[NetBehaviour] Rituals of Grief Go Online.

marc marc.garrett at furtherfield.org
Tue May 9 14:29:46 CEST 2006

Rituals of Grief Go Online.

Published: April 27, 2006.

Like many other 23-year-olds, Deborah Lee Walker loved the beach, 
discovering bands, making new friends and keeping up with old ones, 
often through the social networking site MySpace.com, where she listed 
her heroes as "my family, and anyone serving in the military — thank you!"

So only hours after she died in an automobile accident near Valdosta, 
Ga., early on the morning of Feb. 27, her father, John Walker, logged 
onto her MySpace page with the intention of alerting her many friends to 
the news. To his surprise, there were already 20 to 30 comments on the 
page lamenting his daughter's death. Eight weeks later, the comments are 
still coming.

"Hey Lee! It's been a LONG time," a friend named Stacey wrote recently. 
"I know that you will be able to read this from Heaven, where I'm sure 
you are in charge of the parties. Please rest in peace and know that it 
will never be the same here without you!"
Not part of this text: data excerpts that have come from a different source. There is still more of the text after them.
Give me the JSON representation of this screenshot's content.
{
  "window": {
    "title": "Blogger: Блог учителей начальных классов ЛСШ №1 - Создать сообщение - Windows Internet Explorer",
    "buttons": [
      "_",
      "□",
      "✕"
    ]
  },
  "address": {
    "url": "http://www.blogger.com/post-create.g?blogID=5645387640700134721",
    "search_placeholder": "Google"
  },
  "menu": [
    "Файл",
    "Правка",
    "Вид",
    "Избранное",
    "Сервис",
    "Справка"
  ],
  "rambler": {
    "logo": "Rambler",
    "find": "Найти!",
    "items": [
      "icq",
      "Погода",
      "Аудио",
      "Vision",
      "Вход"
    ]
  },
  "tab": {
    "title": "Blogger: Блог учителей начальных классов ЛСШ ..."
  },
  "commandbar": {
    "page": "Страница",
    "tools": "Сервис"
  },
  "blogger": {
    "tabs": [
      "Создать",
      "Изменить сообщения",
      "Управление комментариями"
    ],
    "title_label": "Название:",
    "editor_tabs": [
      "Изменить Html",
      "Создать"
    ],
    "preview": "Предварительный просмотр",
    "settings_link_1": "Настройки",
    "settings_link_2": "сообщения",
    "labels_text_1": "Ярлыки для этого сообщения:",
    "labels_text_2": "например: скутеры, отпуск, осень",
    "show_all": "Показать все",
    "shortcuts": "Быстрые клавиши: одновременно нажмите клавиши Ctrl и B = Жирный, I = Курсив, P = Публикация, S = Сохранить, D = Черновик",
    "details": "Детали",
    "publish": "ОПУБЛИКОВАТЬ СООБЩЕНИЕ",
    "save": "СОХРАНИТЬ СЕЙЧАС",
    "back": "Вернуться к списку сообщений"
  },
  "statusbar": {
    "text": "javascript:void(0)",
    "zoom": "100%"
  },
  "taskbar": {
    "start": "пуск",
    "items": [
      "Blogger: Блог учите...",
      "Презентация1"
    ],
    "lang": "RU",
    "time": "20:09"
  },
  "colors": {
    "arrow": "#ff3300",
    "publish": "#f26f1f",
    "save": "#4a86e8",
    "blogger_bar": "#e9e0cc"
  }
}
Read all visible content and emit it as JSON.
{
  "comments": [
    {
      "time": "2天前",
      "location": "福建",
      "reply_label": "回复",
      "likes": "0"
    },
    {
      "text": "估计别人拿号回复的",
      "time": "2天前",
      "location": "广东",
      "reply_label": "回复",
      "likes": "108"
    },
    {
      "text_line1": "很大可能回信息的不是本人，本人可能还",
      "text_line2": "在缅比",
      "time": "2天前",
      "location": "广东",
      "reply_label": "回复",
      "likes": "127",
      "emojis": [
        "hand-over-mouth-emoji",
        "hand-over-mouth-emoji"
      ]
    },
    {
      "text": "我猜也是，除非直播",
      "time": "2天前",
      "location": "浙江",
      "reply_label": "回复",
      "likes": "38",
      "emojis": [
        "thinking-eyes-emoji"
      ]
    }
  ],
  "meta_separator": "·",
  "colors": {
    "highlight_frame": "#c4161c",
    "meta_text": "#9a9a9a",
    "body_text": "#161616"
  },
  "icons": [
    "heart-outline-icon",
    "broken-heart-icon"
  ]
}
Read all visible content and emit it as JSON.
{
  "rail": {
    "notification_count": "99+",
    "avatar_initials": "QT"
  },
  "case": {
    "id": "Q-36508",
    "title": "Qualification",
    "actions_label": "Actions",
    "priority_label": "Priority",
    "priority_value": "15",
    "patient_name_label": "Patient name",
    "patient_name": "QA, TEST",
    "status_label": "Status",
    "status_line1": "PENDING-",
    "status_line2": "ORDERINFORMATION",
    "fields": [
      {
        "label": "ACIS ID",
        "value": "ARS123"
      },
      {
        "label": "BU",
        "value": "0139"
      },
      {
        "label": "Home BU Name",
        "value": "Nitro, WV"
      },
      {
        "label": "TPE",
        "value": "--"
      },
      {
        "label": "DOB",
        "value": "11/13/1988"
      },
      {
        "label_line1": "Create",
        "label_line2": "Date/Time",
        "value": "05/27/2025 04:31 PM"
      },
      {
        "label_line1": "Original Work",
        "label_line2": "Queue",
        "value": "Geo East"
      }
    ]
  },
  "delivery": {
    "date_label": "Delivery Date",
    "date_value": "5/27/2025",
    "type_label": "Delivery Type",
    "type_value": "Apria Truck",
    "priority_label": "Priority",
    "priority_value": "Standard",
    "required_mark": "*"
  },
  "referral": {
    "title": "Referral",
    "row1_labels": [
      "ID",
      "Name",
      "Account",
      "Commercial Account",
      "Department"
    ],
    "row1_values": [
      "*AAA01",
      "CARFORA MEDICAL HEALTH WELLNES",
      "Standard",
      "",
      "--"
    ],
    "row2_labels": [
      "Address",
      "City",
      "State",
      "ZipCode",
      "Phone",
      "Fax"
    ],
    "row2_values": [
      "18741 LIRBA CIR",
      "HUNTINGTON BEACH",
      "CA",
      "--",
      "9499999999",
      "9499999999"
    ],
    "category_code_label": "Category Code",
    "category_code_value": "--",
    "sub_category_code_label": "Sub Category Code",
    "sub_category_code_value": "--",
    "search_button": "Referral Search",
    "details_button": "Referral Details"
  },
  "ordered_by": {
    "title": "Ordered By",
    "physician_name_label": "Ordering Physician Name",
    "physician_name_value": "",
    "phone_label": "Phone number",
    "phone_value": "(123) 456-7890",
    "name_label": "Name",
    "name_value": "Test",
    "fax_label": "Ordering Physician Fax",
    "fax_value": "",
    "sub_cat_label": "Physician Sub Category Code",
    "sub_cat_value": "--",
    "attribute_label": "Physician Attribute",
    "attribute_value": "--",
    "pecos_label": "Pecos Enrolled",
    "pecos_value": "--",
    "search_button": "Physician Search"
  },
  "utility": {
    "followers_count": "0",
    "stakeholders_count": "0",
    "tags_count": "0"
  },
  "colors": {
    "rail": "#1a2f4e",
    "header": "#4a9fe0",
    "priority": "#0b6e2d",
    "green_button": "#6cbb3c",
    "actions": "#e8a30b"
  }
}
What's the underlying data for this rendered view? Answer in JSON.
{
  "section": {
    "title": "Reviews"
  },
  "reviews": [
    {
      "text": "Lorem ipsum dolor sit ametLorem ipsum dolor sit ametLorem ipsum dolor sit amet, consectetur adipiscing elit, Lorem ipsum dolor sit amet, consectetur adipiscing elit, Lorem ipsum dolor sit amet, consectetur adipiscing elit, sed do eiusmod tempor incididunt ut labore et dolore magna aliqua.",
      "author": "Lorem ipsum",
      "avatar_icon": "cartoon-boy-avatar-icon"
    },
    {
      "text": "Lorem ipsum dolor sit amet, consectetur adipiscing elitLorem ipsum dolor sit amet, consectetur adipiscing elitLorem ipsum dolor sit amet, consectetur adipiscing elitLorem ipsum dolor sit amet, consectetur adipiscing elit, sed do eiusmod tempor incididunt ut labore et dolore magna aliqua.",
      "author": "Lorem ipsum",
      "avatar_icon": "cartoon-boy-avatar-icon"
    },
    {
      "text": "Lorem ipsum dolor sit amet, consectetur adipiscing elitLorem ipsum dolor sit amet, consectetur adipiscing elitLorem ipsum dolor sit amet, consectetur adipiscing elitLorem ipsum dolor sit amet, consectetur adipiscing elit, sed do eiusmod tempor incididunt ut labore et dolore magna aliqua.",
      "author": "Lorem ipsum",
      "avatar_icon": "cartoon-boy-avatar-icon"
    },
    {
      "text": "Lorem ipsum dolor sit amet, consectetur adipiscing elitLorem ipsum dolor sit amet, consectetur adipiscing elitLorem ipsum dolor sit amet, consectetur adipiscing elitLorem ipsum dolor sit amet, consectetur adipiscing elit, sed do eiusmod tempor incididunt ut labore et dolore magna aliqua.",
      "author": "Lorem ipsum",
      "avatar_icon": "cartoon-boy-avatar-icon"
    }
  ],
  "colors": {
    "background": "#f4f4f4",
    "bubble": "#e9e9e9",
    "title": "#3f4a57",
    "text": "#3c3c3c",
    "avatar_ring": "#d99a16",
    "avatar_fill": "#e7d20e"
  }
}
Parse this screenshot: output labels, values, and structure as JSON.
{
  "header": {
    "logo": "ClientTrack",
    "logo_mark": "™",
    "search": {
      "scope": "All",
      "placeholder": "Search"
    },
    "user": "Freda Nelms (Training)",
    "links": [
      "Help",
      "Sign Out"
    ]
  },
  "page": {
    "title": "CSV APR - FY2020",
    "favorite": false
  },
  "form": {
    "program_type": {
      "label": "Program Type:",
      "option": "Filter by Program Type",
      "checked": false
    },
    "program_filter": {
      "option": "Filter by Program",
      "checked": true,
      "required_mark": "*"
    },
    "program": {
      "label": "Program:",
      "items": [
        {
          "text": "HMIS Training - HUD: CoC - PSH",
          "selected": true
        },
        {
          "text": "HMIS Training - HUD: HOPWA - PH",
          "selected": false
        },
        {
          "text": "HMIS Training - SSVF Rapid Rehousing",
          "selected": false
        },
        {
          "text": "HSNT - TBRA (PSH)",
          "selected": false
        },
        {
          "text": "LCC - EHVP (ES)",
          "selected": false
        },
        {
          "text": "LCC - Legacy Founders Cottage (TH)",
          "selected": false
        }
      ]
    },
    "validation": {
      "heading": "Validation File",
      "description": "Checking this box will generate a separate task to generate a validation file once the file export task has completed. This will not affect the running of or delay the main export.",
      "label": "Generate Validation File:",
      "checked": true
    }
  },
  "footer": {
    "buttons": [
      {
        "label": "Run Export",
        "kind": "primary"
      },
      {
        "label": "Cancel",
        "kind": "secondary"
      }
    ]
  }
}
Just as the Web has changed long-established rituals of romance and 
socializing, personal Web pages on social networking sites that include 
MySpace, Xanga.com and Facebook.com are altering the rituals of 
mourning. Such sites have enrolled millions of users in recent years, 
especially the young, who use them to expand their personal connections 
and to tell the wider world about their lives.